The 2010 Budget also put forward measures that would amend regulations under the Criminal Code, making tax evasion a predicate offence for money laundering. This will enable FINTRAC to provide financial intelligence to police in cases where money laundering is suspected in relation to tax evasion. The measures proposed in the 2010 Budget are aimed at ensuring that Canada continues to keep up with the global efforts to fight money laundering and terrorist activity financing.

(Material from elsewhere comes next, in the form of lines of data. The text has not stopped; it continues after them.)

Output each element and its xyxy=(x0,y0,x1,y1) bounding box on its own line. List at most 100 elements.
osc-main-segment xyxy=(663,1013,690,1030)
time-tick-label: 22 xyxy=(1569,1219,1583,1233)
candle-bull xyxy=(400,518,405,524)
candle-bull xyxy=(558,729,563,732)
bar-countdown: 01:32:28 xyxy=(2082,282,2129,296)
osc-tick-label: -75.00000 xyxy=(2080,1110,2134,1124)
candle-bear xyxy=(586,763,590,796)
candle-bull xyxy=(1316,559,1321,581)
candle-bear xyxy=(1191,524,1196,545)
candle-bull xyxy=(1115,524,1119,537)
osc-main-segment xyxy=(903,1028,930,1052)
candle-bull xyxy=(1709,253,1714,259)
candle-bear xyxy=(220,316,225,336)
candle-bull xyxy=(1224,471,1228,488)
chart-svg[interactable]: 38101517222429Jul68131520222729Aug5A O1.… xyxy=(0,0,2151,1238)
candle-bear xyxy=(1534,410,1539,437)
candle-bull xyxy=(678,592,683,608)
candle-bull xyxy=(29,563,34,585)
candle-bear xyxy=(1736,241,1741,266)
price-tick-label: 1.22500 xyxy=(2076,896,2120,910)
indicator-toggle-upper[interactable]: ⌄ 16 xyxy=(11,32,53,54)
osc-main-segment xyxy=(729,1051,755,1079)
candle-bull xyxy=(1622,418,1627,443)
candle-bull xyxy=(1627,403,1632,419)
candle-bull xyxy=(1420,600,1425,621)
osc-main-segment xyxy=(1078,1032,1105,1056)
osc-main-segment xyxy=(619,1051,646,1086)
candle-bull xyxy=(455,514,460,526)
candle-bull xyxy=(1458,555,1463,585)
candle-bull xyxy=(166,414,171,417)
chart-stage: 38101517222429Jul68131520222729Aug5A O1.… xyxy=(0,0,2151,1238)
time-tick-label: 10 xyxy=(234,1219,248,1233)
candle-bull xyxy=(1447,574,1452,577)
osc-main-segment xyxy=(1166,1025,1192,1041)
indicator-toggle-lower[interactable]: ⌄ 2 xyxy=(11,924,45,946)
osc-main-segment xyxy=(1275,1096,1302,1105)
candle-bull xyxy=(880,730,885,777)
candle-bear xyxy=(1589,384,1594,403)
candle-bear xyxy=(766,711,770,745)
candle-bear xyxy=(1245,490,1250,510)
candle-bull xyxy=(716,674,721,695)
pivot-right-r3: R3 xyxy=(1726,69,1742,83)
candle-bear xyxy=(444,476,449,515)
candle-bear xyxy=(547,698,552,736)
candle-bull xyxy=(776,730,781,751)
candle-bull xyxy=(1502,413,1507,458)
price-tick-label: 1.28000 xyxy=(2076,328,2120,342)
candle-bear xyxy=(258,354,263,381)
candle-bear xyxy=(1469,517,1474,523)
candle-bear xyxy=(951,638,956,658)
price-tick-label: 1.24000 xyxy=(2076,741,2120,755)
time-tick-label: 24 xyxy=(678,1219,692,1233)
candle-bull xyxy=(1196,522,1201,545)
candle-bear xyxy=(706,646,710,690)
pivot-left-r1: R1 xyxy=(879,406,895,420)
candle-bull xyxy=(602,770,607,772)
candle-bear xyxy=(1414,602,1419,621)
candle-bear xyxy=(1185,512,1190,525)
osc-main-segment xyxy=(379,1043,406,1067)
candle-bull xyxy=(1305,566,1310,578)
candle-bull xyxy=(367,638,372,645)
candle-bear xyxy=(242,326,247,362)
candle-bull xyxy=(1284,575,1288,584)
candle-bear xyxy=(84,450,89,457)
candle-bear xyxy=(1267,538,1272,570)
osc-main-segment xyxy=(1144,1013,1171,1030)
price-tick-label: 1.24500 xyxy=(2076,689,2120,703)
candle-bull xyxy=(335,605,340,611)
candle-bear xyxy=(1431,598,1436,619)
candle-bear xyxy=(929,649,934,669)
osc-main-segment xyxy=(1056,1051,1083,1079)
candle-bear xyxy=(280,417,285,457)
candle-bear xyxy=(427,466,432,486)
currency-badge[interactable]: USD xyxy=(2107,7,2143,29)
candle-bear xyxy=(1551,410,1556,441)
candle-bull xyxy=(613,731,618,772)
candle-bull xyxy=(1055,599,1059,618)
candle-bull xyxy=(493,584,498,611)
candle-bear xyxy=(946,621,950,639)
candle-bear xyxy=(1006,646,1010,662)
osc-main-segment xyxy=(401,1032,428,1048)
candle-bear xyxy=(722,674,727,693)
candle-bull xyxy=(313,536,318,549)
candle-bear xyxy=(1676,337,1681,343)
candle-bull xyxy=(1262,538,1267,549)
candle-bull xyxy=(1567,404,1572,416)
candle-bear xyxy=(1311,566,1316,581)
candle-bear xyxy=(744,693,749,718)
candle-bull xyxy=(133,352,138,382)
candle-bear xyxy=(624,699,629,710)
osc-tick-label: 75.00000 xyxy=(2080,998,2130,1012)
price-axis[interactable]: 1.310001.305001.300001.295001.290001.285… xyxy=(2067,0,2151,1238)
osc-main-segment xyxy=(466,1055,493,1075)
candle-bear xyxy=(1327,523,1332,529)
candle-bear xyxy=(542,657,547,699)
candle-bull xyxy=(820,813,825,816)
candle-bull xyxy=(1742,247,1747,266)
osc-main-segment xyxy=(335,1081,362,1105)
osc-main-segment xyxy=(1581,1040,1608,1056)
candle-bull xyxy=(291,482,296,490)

FINTRAC recognizes that its success is tied to the ability of reporting entities to deliver timely and good quality financial transaction reports. Compliance with the reporting obligations set out in the Act ultimately serves the production of financial intelligence. Good and timely information at the front end of this process can make all the difference.

 


Susana Johnson is a Vice President in KPMG’s Forensic practice where she serves as Head of Anti-Money Laundering Services. She has 19 years of experience in a broad base of fraud risk and compliance assignments. She has assisted financial services clients with Anti–Money Laundering (AML) projects, including management of money laundering investigations, providing employee training, and performing independent reviews to assess compliance with anti-money laundering and counter-terrorist financing requirements of Canada, the United States, and the United Kingdom.